Recent OSHA guidance states that employers should take steps to protect their workforces by implementing policies and procedures to (1) promptly identify and isolate sick employees and visitors, and (2) encourage employees to self-monitor and report signs and symptoms of COVID-19. Thus, employers should also consider the following:

  • Moving infectious individuals to a location away from workers, customers, and other visitors (e.g., a designated isolation room) until those individuals can safely exit the workplace
  • Actively encouraging sick employees to stay home
  • Implementing sick leave policies that are flexible and that do not penalize employees for self-reporting
  • Encouraging staffing companies to implement non-punitive sick leave policies, and requiring that they have their assigned freelancers with COVID-19 symptoms stay at home
  • Being mindful of employee concerns about pay, leave, safety, health, and other issues that are related to the pandemic.

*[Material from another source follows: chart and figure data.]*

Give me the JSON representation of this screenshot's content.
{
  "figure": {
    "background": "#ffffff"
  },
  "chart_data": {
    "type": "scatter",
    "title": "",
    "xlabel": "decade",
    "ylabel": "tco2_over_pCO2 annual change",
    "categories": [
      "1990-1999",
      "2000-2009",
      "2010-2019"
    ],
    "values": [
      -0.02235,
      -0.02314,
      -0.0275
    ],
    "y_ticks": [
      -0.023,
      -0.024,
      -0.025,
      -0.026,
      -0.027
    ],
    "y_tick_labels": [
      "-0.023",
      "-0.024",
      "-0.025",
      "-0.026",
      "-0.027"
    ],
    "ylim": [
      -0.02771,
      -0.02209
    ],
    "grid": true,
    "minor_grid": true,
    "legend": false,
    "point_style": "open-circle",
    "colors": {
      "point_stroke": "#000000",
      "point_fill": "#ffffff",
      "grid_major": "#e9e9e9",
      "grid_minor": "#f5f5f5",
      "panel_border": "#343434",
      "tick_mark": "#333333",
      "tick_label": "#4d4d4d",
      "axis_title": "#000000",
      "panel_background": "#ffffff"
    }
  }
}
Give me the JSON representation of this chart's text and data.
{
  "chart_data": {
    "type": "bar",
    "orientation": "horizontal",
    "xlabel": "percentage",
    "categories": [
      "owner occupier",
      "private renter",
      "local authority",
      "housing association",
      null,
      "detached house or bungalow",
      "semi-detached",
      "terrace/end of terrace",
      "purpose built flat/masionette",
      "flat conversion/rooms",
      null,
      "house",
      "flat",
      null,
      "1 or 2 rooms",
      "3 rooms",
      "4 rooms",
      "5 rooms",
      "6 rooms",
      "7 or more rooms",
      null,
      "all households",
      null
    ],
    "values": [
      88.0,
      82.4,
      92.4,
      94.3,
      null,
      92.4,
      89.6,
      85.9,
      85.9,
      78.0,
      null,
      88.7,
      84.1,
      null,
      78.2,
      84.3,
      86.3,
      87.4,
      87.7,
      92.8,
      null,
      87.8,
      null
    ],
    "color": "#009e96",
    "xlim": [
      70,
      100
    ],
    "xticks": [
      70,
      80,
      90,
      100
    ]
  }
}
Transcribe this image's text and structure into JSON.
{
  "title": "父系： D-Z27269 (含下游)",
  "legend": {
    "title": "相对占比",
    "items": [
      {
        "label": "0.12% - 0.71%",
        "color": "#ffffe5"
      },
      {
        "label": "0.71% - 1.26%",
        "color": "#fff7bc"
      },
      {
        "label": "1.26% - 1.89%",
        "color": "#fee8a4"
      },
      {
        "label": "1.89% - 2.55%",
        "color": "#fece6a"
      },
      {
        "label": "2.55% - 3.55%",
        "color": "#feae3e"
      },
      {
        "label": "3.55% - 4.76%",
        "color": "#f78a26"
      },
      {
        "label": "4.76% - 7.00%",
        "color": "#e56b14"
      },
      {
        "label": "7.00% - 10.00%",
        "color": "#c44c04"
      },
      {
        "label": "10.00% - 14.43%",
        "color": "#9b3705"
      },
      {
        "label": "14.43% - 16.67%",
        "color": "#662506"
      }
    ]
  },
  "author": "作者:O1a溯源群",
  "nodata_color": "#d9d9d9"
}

Toward that end, employers should provide adequate, usable, and appropriate training, education, and informational material about business-essential job functions and worker health and safety, including proper hygiene practices and the use of workplace controls (like PPE). Remember: informed workers who feel safe at work are less likely to be unnecessarily absent

No doubt, as employers look to resume operations within the confines of the new normal as informed by COVID-19, it is helpful that government agencies such as the EEOC are beginning to adjust to the many challenges faced by employers to maintain safe workplaces.

This blog post is not offered, and should not be relied on, as legal advice. You should consult an attorney for advice in specific situations.